Jika hal yang demikian itu terjadi, maka dimensi proklamatoris itu rusak parah, separah-parahnya. Memang hal ini amat butuh persiapan, butuh latihan. Perlu seleksi yang ketat. Itu harus. Tidak hanya sekadar asal mau tampil. Harus dengan dengan mentalitas "qui bene cantat, bis praedicat." Yang bernyanyi dengan baik, sudah mewartakan dua kali. Jadi, tidak bisa dan tidak boleh main-main. Nyanyi kok seperti mengunyah makanan dan cempreng. Benar-benar bikin lemas umat yang mendengarnya. Sedih juga.

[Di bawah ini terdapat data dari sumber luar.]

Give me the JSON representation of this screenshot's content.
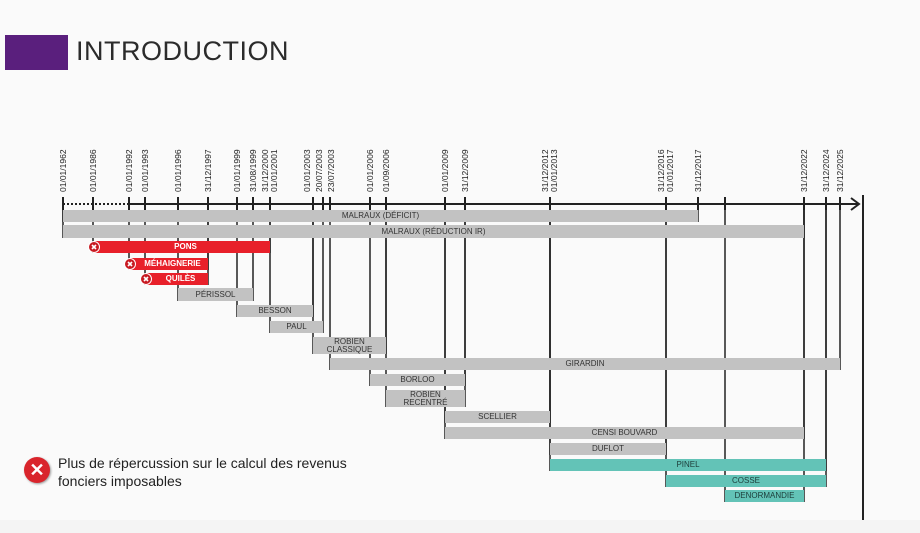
{
  "title": "INTRODUCTION",
  "legend": {
    "icon": "x-circle-icon",
    "text": "Plus de répercussion sur le calcul des revenus fonciers imposables"
  },
  "colors": {
    "accent": "#5a1f7d",
    "abolished": "#e8202a",
    "current": "#63c3b7",
    "past": "#c2c2c2"
  },
  "chart_data": {
    "type": "timeline",
    "ticks": [
      "01/01/1962",
      "01/01/1986",
      "01/01/1992",
      "01/01/1993",
      "01/01/1996",
      "31/12/1997",
      "01/01/1999",
      "31/08/1999",
      "31/12/2000\n01/01/2001",
      "01/01/2003",
      "20/07/2003",
      "23/07/2003",
      "01/01/2006",
      "01/09/2006",
      "01/01/2009",
      "31/12/2009",
      "31/12/2012\n01/01/2013",
      "31/12/2016\n01/01/2017",
      "31/12/2017",
      "",
      "31/12/2022",
      "31/12/2024",
      "31/12/2025"
    ],
    "bars": [
      {
        "label": "MALRAUX (DÉFICIT)",
        "start": 0,
        "end": 18,
        "status": "grey"
      },
      {
        "label": "MALRAUX (RÉDUCTION IR)",
        "start": 0,
        "end": 20,
        "status": "grey"
      },
      {
        "label": "PONS",
        "start": 1,
        "end": 8,
        "status": "red"
      },
      {
        "label": "MÉHAIGNERIE",
        "start": 2,
        "end": 5,
        "status": "red"
      },
      {
        "label": "QUILÈS",
        "start": 3,
        "end": 5,
        "status": "red"
      },
      {
        "label": "PÉRISSOL",
        "start": 4,
        "end": 7,
        "status": "grey"
      },
      {
        "label": "BESSON",
        "start": 6,
        "end": 9,
        "status": "grey"
      },
      {
        "label": "PAUL",
        "start": 8,
        "end": 10,
        "status": "grey"
      },
      {
        "label": "ROBIEN CLASSIQUE",
        "start": 9,
        "end": 13,
        "status": "grey"
      },
      {
        "label": "GIRARDIN",
        "start": 11,
        "end": 22,
        "status": "grey"
      },
      {
        "label": "BORLOO",
        "start": 12,
        "end": 15,
        "status": "grey"
      },
      {
        "label": "ROBIEN RECENTRÉ",
        "start": 13,
        "end": 15,
        "status": "grey"
      },
      {
        "label": "SCELLIER",
        "start": 14,
        "end": 16,
        "status": "grey"
      },
      {
        "label": "CENSI BOUVARD",
        "start": 14,
        "end": 20,
        "status": "grey"
      },
      {
        "label": "DUFLOT",
        "start": 16,
        "end": 17,
        "status": "grey"
      },
      {
        "label": "PINEL",
        "start": 16,
        "end": 21,
        "status": "teal"
      },
      {
        "label": "COSSE",
        "start": 17,
        "end": 21,
        "status": "teal"
      },
      {
        "label": "DENORMANDIE",
        "start": 19,
        "end": 20,
        "status": "teal"
      }
    ]
  }
}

Madah Paskah itu adalah salah satu lagu yang paling aku sukai dalam hidupku pada malam paskah. Hal itu sudah terjadi mulai ketika aku masih kecil sampai sekarang ini. Beberapa penggal awal lagu itu berakhir dengan kata-kata berikut ini: Gemakanlah dengan bangga Paskah Raya. Lalu umat menyambung dengan sangat meriah dan semangat: Bersoraklah, nyanyikan lagu gembira, bagi Kristus, yang menebus kita, bersyukurlah kepada Allah, kita bangkit bersama Kristus. (Waktu saya kecil: Teks ini berawal dengan kata-kata, “Tepuk tangan….”. Sebab salah satu ekspresi rasa sorak dan gembira ialah dengan menari-nari dan bertepuk tangan; di beberapa tempat teks seperti ini masih tetap dipertahankan).
Catatan Penutup Singkat
Menarik sekali bahwa menurut lagu ini, yang kita rayakan bukan lagi hanya peristiwa kebangkitan Kristus saja, melainkan juga kebangkitan kita sendiri. Hal itu terungkapkan dengan sangat jelas dalam teks lagu itu: Kita bangkit bersama Kristus. Itu berarti kita tidak akan mati lagi. Kita mulai memasuki dan mengarungi sebuah eksistensi baru. Itulah keyakinan iman kita: Kita mengalami kebangkitan dalam dan bersama dengan kebangkitan Yesus Kristus sendiri. Bangkit berarti sebuah wujud hidup baru, menjadi manusia baru, becoming a new person, sebuah warta purba yang sudah Paulus wartakan sejak sangat dini di dalam sejarah eksistensi historis kekristenan itu sendiri.
Mengingat betapa pentingnya teks lagu ini, dan betapa ia mengandung sebuah pandangan teologis yang mendasar, maka saya berjanji kepada diri sendiri: Suatu saat nanti saya juga mau mencoba secara khusus menelaah pandangan teologi yang terkandung dalam lagu itu. Semoga aku tidak lupa melakukan tugas dan niat yang suci ini. Selamat mengarungi eksistensi Sabtu Suci ini.
Taman Kopo Indah II, Bandung, 08 April 2023
Dr. Fransiskus Borgias, MA.
(tulisan lama, yang diedit lagi, adan ditambah sedikit di sana-sini).